Não é nenhuma análise inédita, mas algo que está sendo deixado um pouco de lado entre os debates sobre os ataques do atual presidente é o fato de que, seja lá como se comporte, ele pode sair ganhando. Há quem diga que ele prega a sua base fiel, mais conservadora e extremista. Outras, que está desesperado com o fato de estar atrás nas pesquisas ou que pode vir a ser preso caso não tenha imunidade de um cargo político.
Há quem tenha apontado que Bolsonaro estudou Trump, que se baseia em seu ídolo. Trump perdeu nas urnas americanas e nunca reconheceu a derrota. Sustenta o discurso de que a eleição foi fraudada e mantém viva a chama do trumpismo. E ainda arrebanha uma série de fiéis seguidores. Com o passar do tempo, quando não mais adiantava chover no molhado sobre a eleição perdida, começou a falar no pleito de 2024, quando provavelmente será candidato. E haja vista que o atual presidente, Joe Biden, tem sofrido rejeição, poderia haver uma chance de vitória para o republicano. Isso, claro, se não vier a ser condenado, uma vez que as investigações em curso apontam que o ataque ao Capitólio foi algo orquestrado pelo então mandatário da Casa Branca e mais algumas pessoas próximas.
Parece óbvio que o presidente brasileiro deseja a reeleição. Está fazendo tudo que pode a seu alcance para isso. Desde requentar o discurso do voto impresso ou auditável, ataques ao Supremo Tribunal Federal ou aprovar auxílio emergencial que, do ponto de vista jurídico, é inconstitucional. Bolsonaro sabe que o povo brasileiro tem memória curta. Caso o aumento do auxílio não surta o efeito desejado, ele poderá dizer que já reclamava sobre a urna eletrônica muito antes das eleições. Mesmo tendo sido o tipo de votação que o tenha elegido por 30 anos.
Sustentando discursos de ódio, golpistas ou infundados, Bolsonaro sai ganhando em manter-se em evidência e conservando um rebanho fiel que crê em fraude, assim como há quem acredite que as eleições americanas foram manipuladas. Mantendo fiéis, terá quatro anos para aumentá-los contando outras mentiras e, assim, preparar-se para eleições futuras.
Do mesmo modo que se viu um ressurgimento da esquerda em países latino americanos após anos de mandatos conservadores ou extremistas, pode acontecer um retorno da direita. Assim como, no Brasil, muitos viraram à direita após três mandatos do Partido dos Trabalhadores e moldaram um sentimento antipetista, a cada golpe de Bolsonaro em pautas progressistas, mais a esquerda reagia. O mesmo pode acontecer com a direita derrotada. Eles não irão se conformar e farão tudo para voltar ao poder numa próxima eleição.

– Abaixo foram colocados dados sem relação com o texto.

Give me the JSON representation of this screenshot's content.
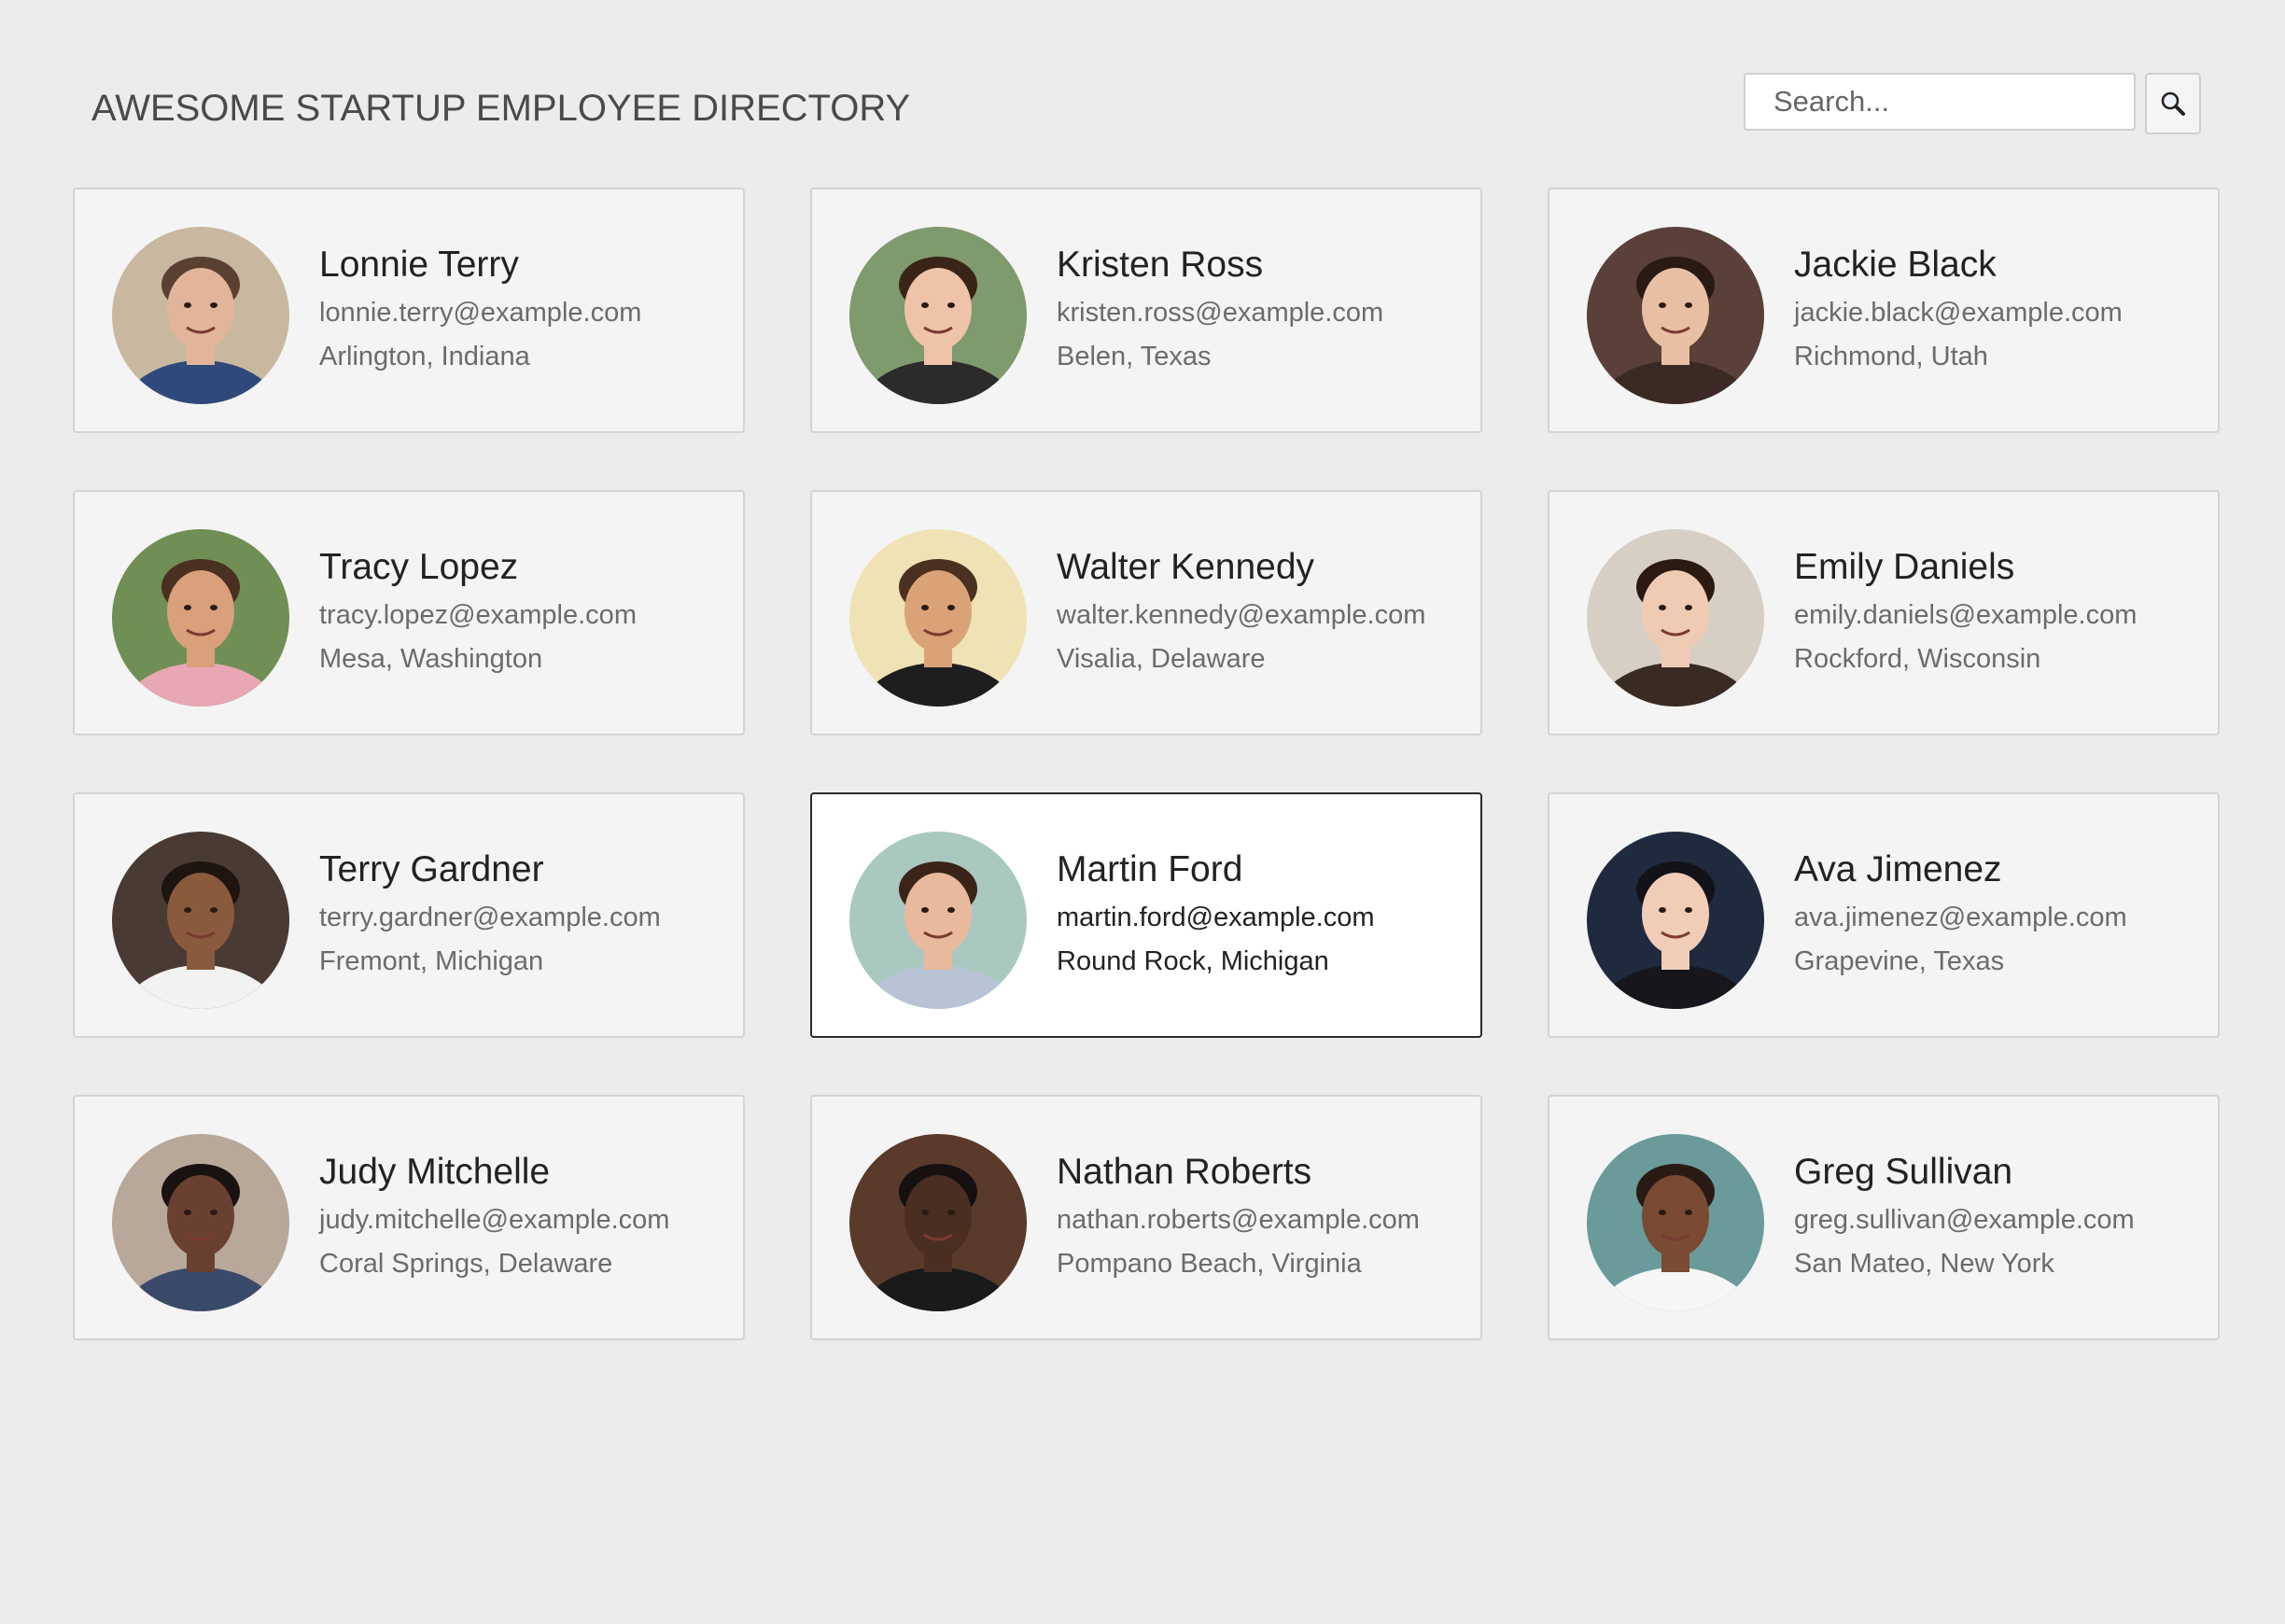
{
  "header": {
    "title": "AWESOME STARTUP EMPLOYEE DIRECTORY",
    "search_placeholder": "Search...",
    "search_icon": "magnifier-icon"
  },
  "employees": [
    {
      "name": "Lonnie Terry",
      "email": "lonnie.terry@example.com",
      "location": "Arlington, Indiana",
      "skin": "#e2b59a",
      "hair": "#5a4030",
      "shirt": "#2f4a7a",
      "bg": "#c9b8a0",
      "selected": false
    },
    {
      "name": "Kristen Ross",
      "email": "kristen.ross@example.com",
      "location": "Belen, Texas",
      "skin": "#eec3a8",
      "hair": "#3a2418",
      "shirt": "#2b2b2b",
      "bg": "#7f9a6c",
      "selected": false
    },
    {
      "name": "Jackie Black",
      "email": "jackie.black@example.com",
      "location": "Richmond, Utah",
      "skin": "#e9bfa3",
      "hair": "#2a1a14",
      "shirt": "#3b2a24",
      "bg": "#5a4038",
      "selected": false
    },
    {
      "name": "Tracy Lopez",
      "email": "tracy.lopez@example.com",
      "location": "Mesa, Washington",
      "skin": "#d9a07c",
      "hair": "#4a3020",
      "shirt": "#e8a7b5",
      "bg": "#6f8f55",
      "selected": false
    },
    {
      "name": "Walter Kennedy",
      "email": "walter.kennedy@example.com",
      "location": "Visalia, Delaware",
      "skin": "#d9a277",
      "hair": "#4a3020",
      "shirt": "#1e1e1e",
      "bg": "#efe2b4",
      "selected": false
    },
    {
      "name": "Emily Daniels",
      "email": "emily.daniels@example.com",
      "location": "Rockford, Wisconsin",
      "skin": "#f0cbb3",
      "hair": "#2b1a12",
      "shirt": "#3a2a24",
      "bg": "#d8cfc4",
      "selected": false
    },
    {
      "name": "Terry Gardner",
      "email": "terry.gardner@example.com",
      "location": "Fremont, Michigan",
      "skin": "#8a5a3c",
      "hair": "#1e1410",
      "shirt": "#f2f2f2",
      "bg": "#4a3a34",
      "selected": false
    },
    {
      "name": "Martin Ford",
      "email": "martin.ford@example.com",
      "location": "Round Rock, Michigan",
      "skin": "#e8b99c",
      "hair": "#3a2418",
      "shirt": "#b8c4d6",
      "bg": "#a9c8c0",
      "selected": true
    },
    {
      "name": "Ava Jimenez",
      "email": "ava.jimenez@example.com",
      "location": "Grapevine, Texas",
      "skin": "#f1cdb8",
      "hair": "#121218",
      "shirt": "#16161c",
      "bg": "#1f2a3e",
      "selected": false
    },
    {
      "name": "Judy Mitchelle",
      "email": "judy.mitchelle@example.com",
      "location": "Coral Springs, Delaware",
      "skin": "#6a4030",
      "hair": "#1a1210",
      "shirt": "#3a4a6a",
      "bg": "#b8a89a",
      "selected": false
    },
    {
      "name": "Nathan Roberts",
      "email": "nathan.roberts@example.com",
      "location": "Pompano Beach, Virginia",
      "skin": "#4a2e22",
      "hair": "#161010",
      "shirt": "#1a1a1a",
      "bg": "#5a3a2a",
      "selected": false
    },
    {
      "name": "Greg Sullivan",
      "email": "greg.sullivan@example.com",
      "location": "San Mateo, New York",
      "skin": "#7a4a32",
      "hair": "#2a1a14",
      "shirt": "#f6f6f6",
      "bg": "#6a9a9a",
      "selected": false
    }
  ]
}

Isso se não tentarem algo mais radical antes, como um golpe de fato. Mas como um pretenso golpe militar de Bolsonaro corre o risco de virar uma quartelada e marmelada, ele usa e abusa da retórica golpista para, se não der certo agora, preparar o terreno para uma próxima. Isso pode acontecer com a ajuda parcial do jornalismo mainstream, que apesar de ter mudado um pouco, ainda se prende a conceitos amarrados ou mesmo ultrapassados.
A proliferação do “jornalismo de dois lados”, por exemplo, também conhecido como doisladismo – a ideia de que há dois lados em cada questão que merecem a mesma atenção e tempo no ar – ajudou e ajuda a sustentar atitudes racistas, anticientíficas e antidemocráticas no Brasil. De modo semelhante, quando, na ânsia de se manter a objetividade, o jornalismo dá peso igual a um lado democrático e outro totalitário, amarra-se num conceito – importante, diga-se – que não existe para dar palco a extremismo.
Algumas empresas do jornalismo tradicional, a exemplo da Folha de S. Paulo, Estadão e Globo, ainda que tardiamente, fizeram suas próprias declarações de apoio à democracia. Indiretamente, supõe-se, em resposta aos ataques do presidente a seus veículos, e aos próprios jornalismo e democracia.
Assim como diferentes pessoas, partidos, cientistas, teóricos, estudiosos, políticos, congressistas, etc, vêm advertindo há anos, o ombudsman da Folha alertou há meses: “Vai ter golpe. Passe a informação. Folha e a imprensa deveriam trocar de vez a presunção pela certeza do fato”. Ainda há tempo para prevenção? Eleições e história dirão. Sem golpe, o jornalismo também dirá.
***
Juliana Rosas é doutora em Jornalismo e pesquisadora associada ao objETHOS.